Modeling a Rapidly Urbanizing Regional Landscape to Assess Co ...
Abstract
Multifunctional periurban landscapes generally constitute the most extensive interface between anthropogenic infrastructure and ecological infrastructure. Within such areas, resilience and sustainability of essential ecological flows are predicated on maintaining or enhancing connectivity among remnant natural areas. However, the establishment of built infrastructure and metropolitan growth‐related land use change often results in fragmentation, habitat loss, and threats to ecological goods and services at a regional scale. We employ a non‐species‐based approach to landscape connectivity to assess spatial patterns of relatively natural areas in a rapidly urbanizing, multifunctional, periurban landscape in western Canada for the purpose of regional land‐use planning. We conducted a GIS spatial analysis based on “human footprint” data applied to land cover.

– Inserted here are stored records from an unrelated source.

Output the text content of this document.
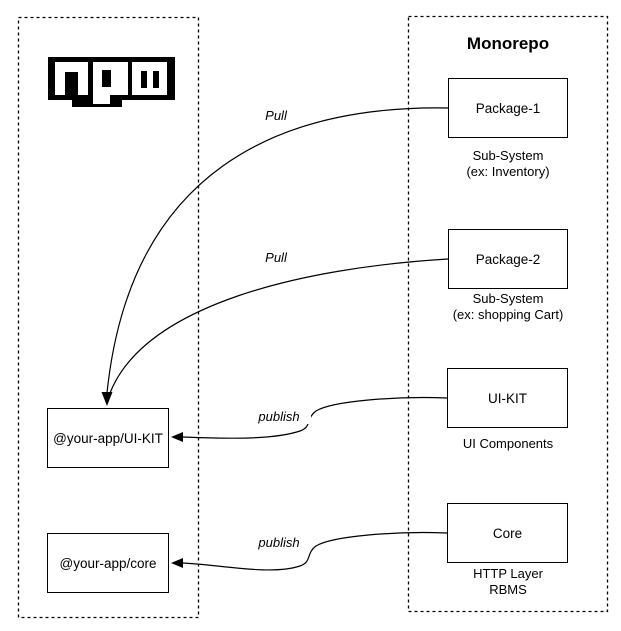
@your-app/UI-KIT
@your-app/core
Monorepo
Package-1
Sub-System
(ex: Inventory)
Package-2
Sub-System
(ex: shopping Cart)
UI-KIT
UI Components
Core
HTTP Layer
RBMS
Pull
Pull
publish
publish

Land‐use types were weighted according to their assumed relative impact on ecological function and the inverse of this human use layer provided a spatial index of natural integrity. We calculated ecological connectivity as a continuous gradient of permeability based on percolation theory and least‐cost distance methods for network analysis. Our results identify compelling patterns of connectivity (flow) assessment for the surface of a regional landscape level. This information is being used in a transdisciplinary, applied research and practice partnership between researchers and regional planners to strategize spatial resilience and land use sustainability. The final maps represent a graphic ecological connectivity index for the region.